I tried to tell Haley that the only reason that I tried it was because other sites had been used for just such a purpose in the past, like George W. Bush's online campaign sign generator -- this became a famous internet joke with thousands of people creating online signs that were not very complimentary to our sitting President. Haley didn't want to hear it, she was apparently convinced that I was some 18-year-old troublemaker bent on trying to wreck a wonderful promotion that is intended to bring wondrous things to the county.

Then there's the content of the spam itself, the message that the SCVB is trying to get out. After reading the spam, I am quite confidant that the SCVB is not a drug-free workplace. The power flickered? A fresh tropical breeze? I have no idea what part of the county these people were in during Charley and Jeanne. I spent four hours picking up mobile home roofing material that blew into the parking lot where I live, this after Jeanne. The mobile home park is several blocks away. That's some damned breeze. I can't wait to see what happens when we get a few winds.

 

"Baked beans are off."
There's big bucks involved here. The SCVB contracted it out to a media company after their own media experts gave it a thumbs up, the county is behind it, even the county commissioners are supposedly backing this. The state may even have funded this baby (I'm still checking on that angle).

The county commissioners?

Yup, according to the Gondo article.

So I sent one off to County Commissioner Jon Thaxton, using the name "spam spam spam spam" (forgive me, Jon, but I just couldn't resist).

Then I did what everyone else (individuals, corporations, e-mail providers, etc.) is going to do once they receive one of these e-mails. I added it to my spam-filter, which means I'll never receive another e-mail, legitimate or spam, from the SCVB. Neither will anyone else whose ISP starts filtering e-mail from the SCVB domain based on this spam, and that's the real damage that the SCVB did to themselves quite unwittingly -- they may have seriously limited their own communication abilities in the future because of this promotion.

The Gondo article also stated that various local chambers of commerce were backing the spam campaign. Gail Loefgren, of the Longboat Key Chamber of Commerce, said that while she is opposed to spam, what the SCVB is doing is not spam: "I got an e-mail from them, opened it up, looked at it and I liked what read."

John Ryan, exec director of the Venice Area Chamber of Commerce, was not nearly as enthusiastic about SCVB's marketing strategies. He wasn't thrilled about the spam aspect, but that was only one issue: "Their advertising doesn't represent the whole county. It's not just Venice and the south county area that is misrepresented, but the county as a whole. In their e-mail ad, the only reference to south county is Caspersen Beach, and how many people really recognize where Caspersen is?"

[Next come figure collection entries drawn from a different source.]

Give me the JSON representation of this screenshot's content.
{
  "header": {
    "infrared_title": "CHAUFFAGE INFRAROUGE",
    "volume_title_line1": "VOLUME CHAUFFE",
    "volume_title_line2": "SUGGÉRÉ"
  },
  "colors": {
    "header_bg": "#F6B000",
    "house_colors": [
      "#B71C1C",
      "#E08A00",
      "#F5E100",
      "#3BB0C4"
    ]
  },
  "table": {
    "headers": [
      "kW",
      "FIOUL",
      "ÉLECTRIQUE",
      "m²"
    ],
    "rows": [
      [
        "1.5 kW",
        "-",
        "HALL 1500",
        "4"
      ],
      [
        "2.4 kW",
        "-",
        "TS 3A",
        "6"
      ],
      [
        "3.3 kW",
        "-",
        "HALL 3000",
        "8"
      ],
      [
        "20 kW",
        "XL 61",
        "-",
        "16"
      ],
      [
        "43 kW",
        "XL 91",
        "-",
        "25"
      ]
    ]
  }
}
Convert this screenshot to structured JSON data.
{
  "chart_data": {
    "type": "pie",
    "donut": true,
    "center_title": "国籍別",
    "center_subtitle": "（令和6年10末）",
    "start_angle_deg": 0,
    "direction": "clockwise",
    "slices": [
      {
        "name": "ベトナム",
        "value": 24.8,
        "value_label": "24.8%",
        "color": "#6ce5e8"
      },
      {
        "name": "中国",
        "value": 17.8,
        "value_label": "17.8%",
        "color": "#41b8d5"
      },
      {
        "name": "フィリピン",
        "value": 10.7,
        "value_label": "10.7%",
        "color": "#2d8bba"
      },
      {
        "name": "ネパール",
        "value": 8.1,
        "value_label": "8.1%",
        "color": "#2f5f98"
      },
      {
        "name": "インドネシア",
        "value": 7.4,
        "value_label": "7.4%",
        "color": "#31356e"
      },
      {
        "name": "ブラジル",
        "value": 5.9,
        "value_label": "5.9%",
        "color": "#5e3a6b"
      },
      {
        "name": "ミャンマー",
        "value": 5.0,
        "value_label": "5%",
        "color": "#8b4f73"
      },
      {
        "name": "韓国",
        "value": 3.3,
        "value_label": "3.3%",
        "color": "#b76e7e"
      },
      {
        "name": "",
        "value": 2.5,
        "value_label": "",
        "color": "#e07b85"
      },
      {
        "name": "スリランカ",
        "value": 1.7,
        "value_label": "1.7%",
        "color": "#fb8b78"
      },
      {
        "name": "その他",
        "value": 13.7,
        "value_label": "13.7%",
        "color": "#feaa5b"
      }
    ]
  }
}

Ryan went on to say that the Venice chamber isn't promoting the SCVB's e-mail program, rather they have an online tour on their web site that shows that Venice was unaffected by the hurricanes and that everything is fine and normal in Venice.

 

"Well, could I have her spam instead of the baked beans then?"
What Ryan didn't point out: the SCVB is so out of touch with south county that they are apparently unaware of how to spell Caspersen in their advertisements -- it's spelled "Casperson" on their site and in their spam (note: within an hour of initial publication of this article, the spelling was corrected on the web site).

Finn Caspersen would be so... not proud.

Sigh.

 

John Patten is the head of Web Operations for Creative Pages, and has worked in broadcasting for over 12 years. He can also be incredibly rude at times.